As for his personal appearance, Napoleon was short and clumsily built, his legs being too short for his body. His head was handsome, especially the upper part; his eyes were bluish-gray, generally wearing a melancholy expression ; his laugh was, we are told, irresistible. But he seldom laughed; he preferred to wrap himself up in dignity; or, more exactly, to make himself feared rather than loved. Madame de Rémusat records one or two instances of flashes of amiability on his part, but some of them only bring into greater relief the coldness of his heart, as when he tried to make himself agreeable to her while she was almost heart-broken about the murder of the Duke of Enghien. At another time, just after he had made himself emperor, he talked for a while most pleasantly to herself and her husband ; then suddenly his face became sombre, and he gave M. de Rémusat some harsh, trifling order, evidently with the intention of preventing them from attaching too much weight to this brief relaxation of his dignity. He condemned Henri IV. for his personal amiability. “ He lacked seriousness,” he said one day. “ Bonhomie is an affectation that a sovereign should avoid. What does he mean by it ? To remind those who are near him that he is a man like other men ? What absurdity ! When a man is a king, he is a man apart; and I have always admired the true political instinct that Alexander the Great showed in claiming descent from a god.” His aim, like his practice, was to hold every one aloof, to keep those about him in terror.

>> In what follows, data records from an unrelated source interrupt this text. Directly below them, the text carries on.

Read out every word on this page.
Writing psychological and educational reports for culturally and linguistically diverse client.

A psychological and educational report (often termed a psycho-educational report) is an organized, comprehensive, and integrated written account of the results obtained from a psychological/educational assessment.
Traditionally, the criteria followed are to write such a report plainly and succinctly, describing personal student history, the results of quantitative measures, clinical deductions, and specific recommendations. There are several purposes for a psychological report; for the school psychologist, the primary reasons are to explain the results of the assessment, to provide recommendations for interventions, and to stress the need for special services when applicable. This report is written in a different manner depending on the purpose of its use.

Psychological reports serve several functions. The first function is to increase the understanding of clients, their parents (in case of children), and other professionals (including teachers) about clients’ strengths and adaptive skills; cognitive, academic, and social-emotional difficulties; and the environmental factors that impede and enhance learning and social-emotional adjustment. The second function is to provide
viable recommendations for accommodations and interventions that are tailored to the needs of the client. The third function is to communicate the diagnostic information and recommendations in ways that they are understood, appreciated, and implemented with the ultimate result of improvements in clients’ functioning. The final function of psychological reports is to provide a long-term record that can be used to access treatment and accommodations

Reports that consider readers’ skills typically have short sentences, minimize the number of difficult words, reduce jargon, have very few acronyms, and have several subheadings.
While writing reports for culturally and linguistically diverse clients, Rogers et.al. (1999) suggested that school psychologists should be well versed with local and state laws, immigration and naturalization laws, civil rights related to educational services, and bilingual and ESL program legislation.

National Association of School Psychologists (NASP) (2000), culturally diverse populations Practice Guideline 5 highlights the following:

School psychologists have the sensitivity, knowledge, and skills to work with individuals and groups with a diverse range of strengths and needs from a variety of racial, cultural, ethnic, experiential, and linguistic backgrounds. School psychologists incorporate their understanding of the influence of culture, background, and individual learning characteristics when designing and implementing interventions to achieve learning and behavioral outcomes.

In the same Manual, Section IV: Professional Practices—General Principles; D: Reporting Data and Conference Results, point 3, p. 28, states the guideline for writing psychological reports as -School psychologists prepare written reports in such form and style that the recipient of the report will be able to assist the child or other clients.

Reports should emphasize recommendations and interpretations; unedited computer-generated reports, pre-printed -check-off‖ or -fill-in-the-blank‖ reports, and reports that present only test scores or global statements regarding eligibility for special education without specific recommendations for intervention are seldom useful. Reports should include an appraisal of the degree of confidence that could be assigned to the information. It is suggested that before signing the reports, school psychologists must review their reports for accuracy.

In a brief summary of his character, Madame de Rémusat says that he had “ no generosity, no real greatness. I have never seen him admire or understand a fine action. He always distrusted a noble feeling; he never made any account of sincerity, and did not hesitate to say that he recognized a man’s superiority according to his skill in lying; and on this occasion he took pleasure in recalling that, when he was a child, one of his uncles predicted that he would govern the world, because he was such an inveterate liar. 'M. de Metternich,’ he added, 'is very near being a statesman ; he lies very well.’ ” Those whom he won by flattery he kept in subjection by severity. He understood the French people well. The evening before his coronation, his marshals were disputing about precedence, and referred the matter to his decision. Madame de Rémusat said to him, “ You seem to have stamped the ground of France, and to have said, 'Let all the vanities arise from the earth !’” “ That is true,” was his reply ; “ but it is very convenient to govern the French through their vanity.”

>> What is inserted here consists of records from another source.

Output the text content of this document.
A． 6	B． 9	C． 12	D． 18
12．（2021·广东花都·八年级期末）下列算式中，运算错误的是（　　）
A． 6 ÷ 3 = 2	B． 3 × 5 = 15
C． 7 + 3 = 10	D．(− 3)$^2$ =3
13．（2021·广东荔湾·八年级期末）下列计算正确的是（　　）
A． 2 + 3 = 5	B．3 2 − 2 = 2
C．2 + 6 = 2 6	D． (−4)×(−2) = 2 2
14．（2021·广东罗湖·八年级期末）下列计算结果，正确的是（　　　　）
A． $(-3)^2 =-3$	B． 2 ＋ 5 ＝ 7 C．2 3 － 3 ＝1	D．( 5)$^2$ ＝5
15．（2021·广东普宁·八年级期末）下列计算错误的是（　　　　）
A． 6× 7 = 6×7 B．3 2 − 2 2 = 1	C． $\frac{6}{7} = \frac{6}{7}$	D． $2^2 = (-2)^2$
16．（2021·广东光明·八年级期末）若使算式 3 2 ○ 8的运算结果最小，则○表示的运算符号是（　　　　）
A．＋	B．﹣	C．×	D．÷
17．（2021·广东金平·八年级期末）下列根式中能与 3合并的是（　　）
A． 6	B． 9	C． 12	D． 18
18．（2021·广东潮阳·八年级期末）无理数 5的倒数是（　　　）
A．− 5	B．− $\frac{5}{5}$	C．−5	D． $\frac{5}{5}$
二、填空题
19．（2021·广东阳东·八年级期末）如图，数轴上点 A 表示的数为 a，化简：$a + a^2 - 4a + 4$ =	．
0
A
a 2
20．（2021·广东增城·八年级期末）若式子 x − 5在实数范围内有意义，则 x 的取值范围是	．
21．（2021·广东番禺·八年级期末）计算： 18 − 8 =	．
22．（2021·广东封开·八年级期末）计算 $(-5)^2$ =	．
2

He had other ways, too, of managing public opinion: at Gand. in one of his tours, he was received with evident coolness ; and, after thinking the matter over, he said to his wife, “These people are exceedingly religious, and under the influence of the priests; we must stay a long time at church to-morrow, secure the clergy by some little attention, and so we shall regain what we have lost;” and he was right.

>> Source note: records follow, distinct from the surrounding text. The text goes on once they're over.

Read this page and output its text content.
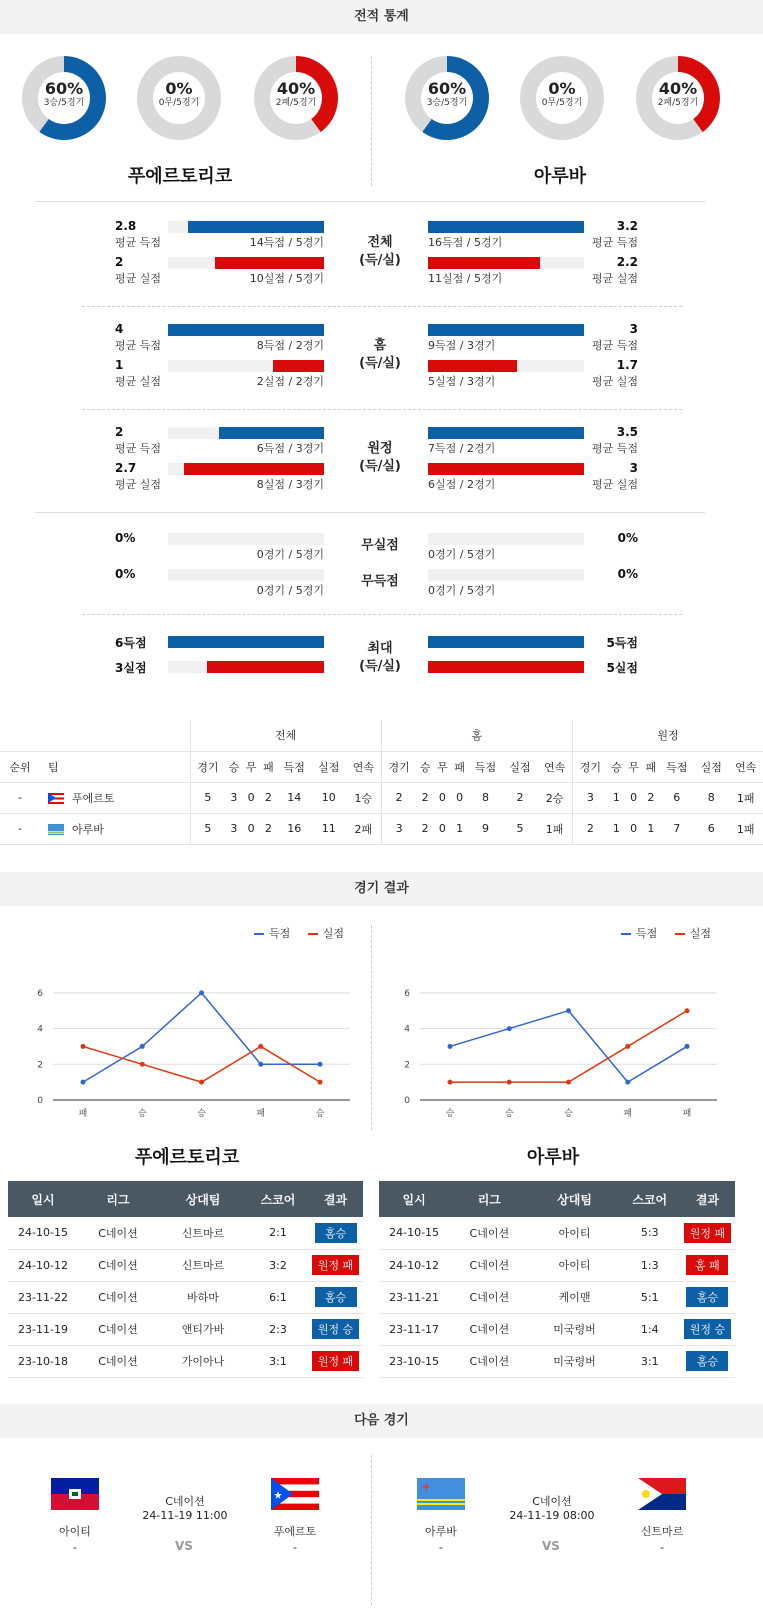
전적 통계
60%
3승/5경기
0%
0무/5경기
40%
2패/5경기
60%
3승/5경기
0%
0무/5경기
40%
2패/5경기
푸에르토리코	아루바
2.8
평균 득점	14득점 / 5경기	16득점 / 5경기
3.2
평균 득점
2
평균 실점	10실점 / 5경기	11실점 / 5경기
2.2
평균 실점
전체
(득/실)
4
평균 득점	8득점 / 2경기	9득점 / 3경기
3
평균 득점
1
평균 실점	2실점 / 2경기	5실점 / 3경기
1.7
평균 실점
홈
(득/실)
2
평균 득점	6득점 / 3경기	7득점 / 2경기
3.5
평균 득점
2.7
평균 실점	8실점 / 3경기	6실점 / 2경기
3
평균 실점
원정
(득/실)
0%
0경기 / 5경기
무실점
0경기 / 5경기
0%
0%
0경기 / 5경기
무득점
0경기 / 5경기
0%
6득점	5득점
3실점	5실점
최대
(득/실)
		전체							홈							원정						
순위	팀	경기	승	무	패	득점	실점	연속	경기	승	무	패	득점	실점	연속	경기	승	무	패	득점	실점	연속
-	푸에르토	5	3	0	2	14	10	1승	2	2	0	0	8	2	2승	3	1	0	2	6	8	1패
-	아루바	5	3	0	2	16	11	2패	3	2	0	1	9	5	1패	2	1	0	1	7	6	1패
경기 결과
득점	실점	득점	실점
0
2
4
6
패	승	승	패	승
0
2
4
6
승	승	승	패	패
푸에르토리코	아루바
일시	리그	상대팀	스코어	결과
24-10-15	C네이션	신트마르	2:1	홈승
24-10-12	C네이션	신트마르	3:2	원정 패
23-11-22	C네이션	바하마	6:1	홈승
23-11-19	C네이션	앤티가바	2:3	원정 승
23-10-18	C네이션	가이아나	3:1	원정 패
일시	리그	상대팀	스코어	결과
24-10-15	C네이션	아이티	5:3	원정 패
24-10-12	C네이션	아이티	1:3	홈 패
23-11-21	C네이션	케이맨	5:1	홈승
23-11-17	C네이션	미국령버	1:4	원정 승
23-10-15	C네이션	미국령버	3:1	홈승
다음 경기
아이티
-
C네이션
24-11-19 11:00
VS
푸에르토
-
아루바
-
C네이션
24-11-19 08:00
VS
신트마르
-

Madame de Rémusat asked him one day why, if he set so little store by men’s opinion, he should undertake so much. “ Oh, one must be the creature of one’s fate. Whoever is called by her cannot resist her. And then human pride creates the public that it desires in that ideal world we call posterity. When one thinks that a hundred years hence a fine line will recall some great action, a painting will preserve the memory of it, one’s imagination is inflamed, the battle-field loses its terrors, the cannon roars in vain ; one hears only the sound that a thousand years hence will carry a hero’s name to our descendants.” “ I can never understand,” she said, “ how one can run risks for glory, while one despises the men of one’s own time.” But here he interrupted her: “ I do not despise them ; that is something you must never say; and I especially admire the French!”
“ I smiled at this sudden exclamation,” Madame de Remusat goes on; “ and as if he had guessed the cause of my amusement, coming near and pulling my ear, which was, as I have said, his usual gesture when in good humor, he repeated to me, 'Do you understand, madame ? You must never say that I despise the French.’ ”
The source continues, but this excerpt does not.